We believe that for a data revolution to happen, agriculture and food need a fabric of interoperable and interplaying infrastructure layers. Having such an infrastructure in place, will make data sharing and exchange as natural to us, as it is to use the road or rail infrastructure to move from one country to another. This may become possible by the creation of a common data ecosystem, where diverse stakeholders (from smallholders to multinational conglomerates) will both build and use the infrastructures that will propel the industry forward.

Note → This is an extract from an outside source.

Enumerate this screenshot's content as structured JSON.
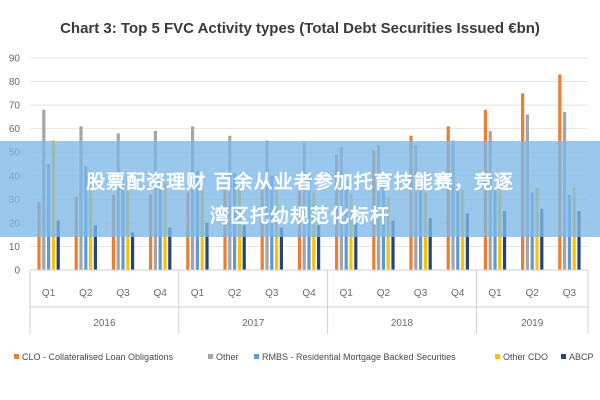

Some months ago, Syngenta (with GODAN’s assistance) commissioned Dean Allemang to write a discussion paper that would try to catalyse consensus around what form a global data ecosystem might take, how it could bring value to key players, what cultural changes might be needed to make it a reality, and finally what technology might be needed to support it.

The discussion paper on A Global Data Ecosystem for Agriculture and Food was officially presented on September 16th, during the GODAN Annual Summit in New York.

 

GODAN invited four key organisations engaged in developing data infrastructures (CGIAR, Agrimetrics, ODI and Agroknow) to provide their responses as part of this discussion paper, stating what a common data ecosystem means to them.

In Agroknow’s response paper (Can Europe lead a data revolution in agriculture and food?), we state our belief that the transition of agriculture and food into a highly innovative industry, powered and disrupted by data and digital services, is inevitable. And we explain why we feel that Europe is uniquely positioned to lead and accelerate such a data revolution.